Но операция оказалась удачной: у докторов был довольный вид.
В воздухе носился запах йодоформа; в углу сестра милосердия, англичанка, наполнила льдом пузырь; помощница скатывала бинт. Понемногу все возвращалось к порядку и к тишине.
Больная долго оставалась в состоянии дремоты; началась легкая лихорадка. Ночью были судороги в животе и неудержимая рвота. Опиум не успокоил ее. Я был вне себя при виде этого нечеловеческого страдания и, думая, что она умирает, я сам не знал, что говорил, что делал, я умирал вместе с нею.
На следующий день состояние больной улучшилось; и потом стало улучшаться с каждым днем.
Силы медленно возвращались.
Я не покидал изголовья. С чувством какой-то хвастливости я старался угодить ей своими поступками прежнего раба; но чувство было другое, это все еще было чувство брата. Не раз случалось, что в тот самый момент, когда я читал ей какую-нибудь любимую ее книгу, мой ум был занят фразой из письма моей любовницы.
Мне не удавалось забыть отсутствующую. Однако, отвечая на ее письмо, я чувствовал себя вялым, скучным и считал это признаком охлаждения, и я повторял: "Кто знает?"
Однажды в моем присутствии мать сказала Джулианне:
- Когда ты встанешь, когда ты сможешь ходить, мы все вместе поедем в Бадиолу.
- Не правда ли, Туллио?
Джулианна взглянула на меня.
- Да, мама, - ответил я, не колеблясь, не размышляя. - Но сперва Джулианна и я поедем в Виллу Сиреней.
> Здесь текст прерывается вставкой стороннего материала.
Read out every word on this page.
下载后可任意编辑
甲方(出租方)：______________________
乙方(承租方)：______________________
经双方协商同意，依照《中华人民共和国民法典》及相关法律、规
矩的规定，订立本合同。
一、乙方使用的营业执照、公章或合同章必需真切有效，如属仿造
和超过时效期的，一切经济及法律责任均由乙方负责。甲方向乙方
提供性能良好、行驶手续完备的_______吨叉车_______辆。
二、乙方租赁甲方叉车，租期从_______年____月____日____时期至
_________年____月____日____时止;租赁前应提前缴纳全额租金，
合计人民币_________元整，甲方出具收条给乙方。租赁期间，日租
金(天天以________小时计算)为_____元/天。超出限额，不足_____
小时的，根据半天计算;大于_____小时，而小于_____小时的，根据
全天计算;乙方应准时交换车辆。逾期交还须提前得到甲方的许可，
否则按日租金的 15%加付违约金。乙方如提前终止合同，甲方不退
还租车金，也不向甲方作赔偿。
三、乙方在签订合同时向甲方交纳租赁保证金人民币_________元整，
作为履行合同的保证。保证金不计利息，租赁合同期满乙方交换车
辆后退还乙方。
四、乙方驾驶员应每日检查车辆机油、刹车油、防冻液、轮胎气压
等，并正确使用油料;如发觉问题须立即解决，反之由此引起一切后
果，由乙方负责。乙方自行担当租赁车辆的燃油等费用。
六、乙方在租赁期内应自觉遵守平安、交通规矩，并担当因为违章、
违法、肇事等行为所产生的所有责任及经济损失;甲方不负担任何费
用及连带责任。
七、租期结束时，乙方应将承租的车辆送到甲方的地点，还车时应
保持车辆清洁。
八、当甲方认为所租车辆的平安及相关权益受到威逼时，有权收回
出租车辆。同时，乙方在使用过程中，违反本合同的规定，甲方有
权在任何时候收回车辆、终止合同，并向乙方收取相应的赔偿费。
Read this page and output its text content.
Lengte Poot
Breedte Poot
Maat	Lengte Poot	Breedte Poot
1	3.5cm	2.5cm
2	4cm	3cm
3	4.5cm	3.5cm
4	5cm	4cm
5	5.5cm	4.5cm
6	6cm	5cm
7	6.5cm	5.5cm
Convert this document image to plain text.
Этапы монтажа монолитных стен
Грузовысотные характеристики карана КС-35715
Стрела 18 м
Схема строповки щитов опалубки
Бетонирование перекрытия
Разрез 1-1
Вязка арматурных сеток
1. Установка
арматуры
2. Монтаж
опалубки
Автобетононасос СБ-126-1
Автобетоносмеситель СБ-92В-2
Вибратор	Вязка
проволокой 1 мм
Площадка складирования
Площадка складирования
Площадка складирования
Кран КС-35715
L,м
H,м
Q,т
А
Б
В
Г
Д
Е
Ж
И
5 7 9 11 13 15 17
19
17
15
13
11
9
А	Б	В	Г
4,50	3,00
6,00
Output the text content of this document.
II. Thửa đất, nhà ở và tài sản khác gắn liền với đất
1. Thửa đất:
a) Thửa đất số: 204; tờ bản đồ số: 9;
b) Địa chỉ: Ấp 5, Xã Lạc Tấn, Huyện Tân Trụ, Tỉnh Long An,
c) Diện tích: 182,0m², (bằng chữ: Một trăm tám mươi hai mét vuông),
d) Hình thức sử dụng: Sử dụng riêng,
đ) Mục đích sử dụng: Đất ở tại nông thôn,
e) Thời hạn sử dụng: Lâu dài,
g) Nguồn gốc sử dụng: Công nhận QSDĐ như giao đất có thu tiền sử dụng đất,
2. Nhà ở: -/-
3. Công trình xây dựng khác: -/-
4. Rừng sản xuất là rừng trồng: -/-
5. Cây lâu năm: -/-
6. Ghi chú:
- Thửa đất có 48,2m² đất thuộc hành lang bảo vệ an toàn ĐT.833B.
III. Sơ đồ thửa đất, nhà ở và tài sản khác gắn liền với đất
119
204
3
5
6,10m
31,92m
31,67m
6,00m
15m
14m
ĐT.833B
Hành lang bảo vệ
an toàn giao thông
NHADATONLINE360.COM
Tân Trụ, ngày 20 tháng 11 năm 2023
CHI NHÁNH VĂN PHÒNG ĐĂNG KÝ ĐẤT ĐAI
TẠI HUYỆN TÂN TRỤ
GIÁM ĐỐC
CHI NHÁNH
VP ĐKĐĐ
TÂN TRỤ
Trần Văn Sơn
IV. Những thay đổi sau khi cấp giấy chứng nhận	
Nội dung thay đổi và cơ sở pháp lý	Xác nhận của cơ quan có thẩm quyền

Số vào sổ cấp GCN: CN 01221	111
И она снова посмотрела на меня и улыбнулась непередаваемой улыбкой, детской, доверчивой, похожей на улыбку больного ребенка, неожиданно получившего большое обещание. И она опустила веки, и продолжала улыбаться с закрытыми глазами, глядевшими куда-то далеко-далеко. И улыбка слабела, слабела, не исчезая.
Как она мне нравилась! Как я обожал ее. Тогда я сознавал, что ничто на свете не может сравниться с простым тихим волнением доброй души.